Exposure is obtained via a modified Judet approach. In brief, a curvilinear incision is positioned along the medial border of the scapula and the scapular spine (Figure 6). Sharp dissection is carried down to the level of the deltoid fascia with maintenance of a full-thickness skin flap. Hemostasis is achieved, and a full-thickness flap overlying the deltoid fascia is created, thereby exposing the posterior deltoid (Figure 7). It is vital not to violate the fascia of the deltoid. The inferior deltoid is then gently dissected off of the infraspinatus, and the deltoid origin is sharply released from the scapular spine (Figure 8). A stitch is placed in the superomedial corner of the deltoid origin in order to allow for anatomic repair back to the scapular spine at the conclusion of the procedure. Using the tagging stitch to pull gentle traction, the deltoid is reflected from medial to lateral. In general, bony exposure is obtained through two separate windows: (1) interval between infraspinatus and teres minor (exposes the lateral border of the scapula and the inferior glenoid neck) and (2) via elevation of the medial origin of the infraspinatus (exposes the superomedial scapula). The interval between infraspinatus and teres minor is developed with meticulous care taken to avoid the axillary nerve and the innervation to the infraspinatus (Figure 9). It is important to note that a formal Judet exposure would involve reflecting the infraspinatus on its neurovascular pedicle for more complete visualization and may be necessary for more complex or chronic injuries.

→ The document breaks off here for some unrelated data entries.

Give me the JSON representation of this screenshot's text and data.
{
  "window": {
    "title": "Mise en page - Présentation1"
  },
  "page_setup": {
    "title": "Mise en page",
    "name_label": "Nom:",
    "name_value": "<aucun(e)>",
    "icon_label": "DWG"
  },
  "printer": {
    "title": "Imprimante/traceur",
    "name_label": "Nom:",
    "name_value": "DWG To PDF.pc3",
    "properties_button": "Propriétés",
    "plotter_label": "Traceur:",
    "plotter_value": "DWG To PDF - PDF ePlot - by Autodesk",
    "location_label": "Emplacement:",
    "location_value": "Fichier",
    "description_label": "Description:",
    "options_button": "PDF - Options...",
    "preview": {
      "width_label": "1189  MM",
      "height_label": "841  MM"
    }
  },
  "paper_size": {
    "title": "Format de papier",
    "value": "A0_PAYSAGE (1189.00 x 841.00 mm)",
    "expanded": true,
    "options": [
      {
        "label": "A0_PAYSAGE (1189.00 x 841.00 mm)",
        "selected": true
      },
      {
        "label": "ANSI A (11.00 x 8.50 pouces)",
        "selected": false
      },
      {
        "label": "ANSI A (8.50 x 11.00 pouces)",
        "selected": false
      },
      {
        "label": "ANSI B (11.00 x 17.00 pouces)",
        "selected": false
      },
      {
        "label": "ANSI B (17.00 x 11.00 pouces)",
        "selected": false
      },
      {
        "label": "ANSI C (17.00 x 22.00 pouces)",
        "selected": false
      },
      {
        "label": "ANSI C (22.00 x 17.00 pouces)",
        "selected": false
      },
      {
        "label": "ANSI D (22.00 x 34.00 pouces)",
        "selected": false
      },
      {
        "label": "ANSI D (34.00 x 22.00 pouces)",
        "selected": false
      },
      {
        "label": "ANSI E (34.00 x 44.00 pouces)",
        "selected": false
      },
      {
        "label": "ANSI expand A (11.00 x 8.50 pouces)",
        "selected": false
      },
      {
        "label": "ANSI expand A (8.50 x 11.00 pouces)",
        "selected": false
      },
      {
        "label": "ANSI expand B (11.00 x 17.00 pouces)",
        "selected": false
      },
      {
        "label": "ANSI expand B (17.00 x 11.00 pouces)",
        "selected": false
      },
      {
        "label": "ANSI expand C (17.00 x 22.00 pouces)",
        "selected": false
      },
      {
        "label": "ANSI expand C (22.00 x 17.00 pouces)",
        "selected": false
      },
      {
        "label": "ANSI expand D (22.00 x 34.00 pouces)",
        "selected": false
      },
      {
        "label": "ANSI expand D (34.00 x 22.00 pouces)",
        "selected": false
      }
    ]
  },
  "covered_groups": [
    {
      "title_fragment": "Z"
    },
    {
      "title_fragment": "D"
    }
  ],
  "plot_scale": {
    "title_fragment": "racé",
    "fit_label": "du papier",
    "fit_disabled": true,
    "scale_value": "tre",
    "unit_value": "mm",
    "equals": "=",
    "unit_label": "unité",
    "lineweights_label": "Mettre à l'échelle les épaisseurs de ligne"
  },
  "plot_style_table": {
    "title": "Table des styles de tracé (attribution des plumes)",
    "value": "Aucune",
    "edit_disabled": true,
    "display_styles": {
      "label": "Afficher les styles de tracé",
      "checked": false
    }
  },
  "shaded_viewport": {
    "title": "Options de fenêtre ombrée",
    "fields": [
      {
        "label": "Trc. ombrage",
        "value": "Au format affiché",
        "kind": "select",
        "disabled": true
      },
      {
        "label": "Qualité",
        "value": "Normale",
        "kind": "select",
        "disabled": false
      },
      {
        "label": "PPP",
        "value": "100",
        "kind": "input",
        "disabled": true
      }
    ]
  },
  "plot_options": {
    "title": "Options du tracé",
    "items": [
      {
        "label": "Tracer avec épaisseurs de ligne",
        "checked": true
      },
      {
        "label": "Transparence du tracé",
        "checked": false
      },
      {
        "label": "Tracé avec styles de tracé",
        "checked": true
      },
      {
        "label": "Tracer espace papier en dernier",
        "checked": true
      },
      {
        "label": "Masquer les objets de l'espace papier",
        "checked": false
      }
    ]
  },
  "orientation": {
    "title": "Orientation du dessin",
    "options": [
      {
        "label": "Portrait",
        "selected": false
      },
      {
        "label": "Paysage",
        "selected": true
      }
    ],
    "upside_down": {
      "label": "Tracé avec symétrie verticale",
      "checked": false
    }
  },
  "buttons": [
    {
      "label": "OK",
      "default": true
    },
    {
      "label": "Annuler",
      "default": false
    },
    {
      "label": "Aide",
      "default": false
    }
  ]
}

Once the fracture site is identified, it is gently débrided. Fracture reduction and fixation is dependent on the fracture pattern and the bone quality. The fracture is reduced using a 4 mm Shantz pin placed proximally in the more lateral fragment for mobilization and reduction and using point-to-point clamps for provisional fixation (Figure 10). Reduction and fixation is conducted from medial to lateral as reduction of the medial scapular body can provide a framework to which one can accurately reduce the lateral border/glenoid neck. It is important to note that draping the arm free is helpful at this stage as manipulation of the limb can further assist in achieving an anatomic reduction. Our preference is to utilize small fragment or mini fragment plates across the fracture using compression technique if the fracture pattern allows (Figure 11). Once reduction and implant position are confirmed with fluoroscopy, the deltoid is repaired either with heavy nonabsorbable suture if a cuff of tissue is left attached to the scapular spine or through 2 mm bone tunnels. Our preference is to use bone tunnels as this will prevent detachment of the deltoid, which is a crippling complication. The wound is thoroughly irrigated and a deep drain is placed prior to closure of the posterior myocutaneous flap. Patients are placed in a sling, and radiographs are obtained prior to extubation (Figure 12). The deltoid repair is protected for six weeks by limiting the patient to gentle passive motion exercises. After six weeks, active and active-assisted range of motion is initiated, and strengthening is generally begun approximately 3-4 months postoperatively.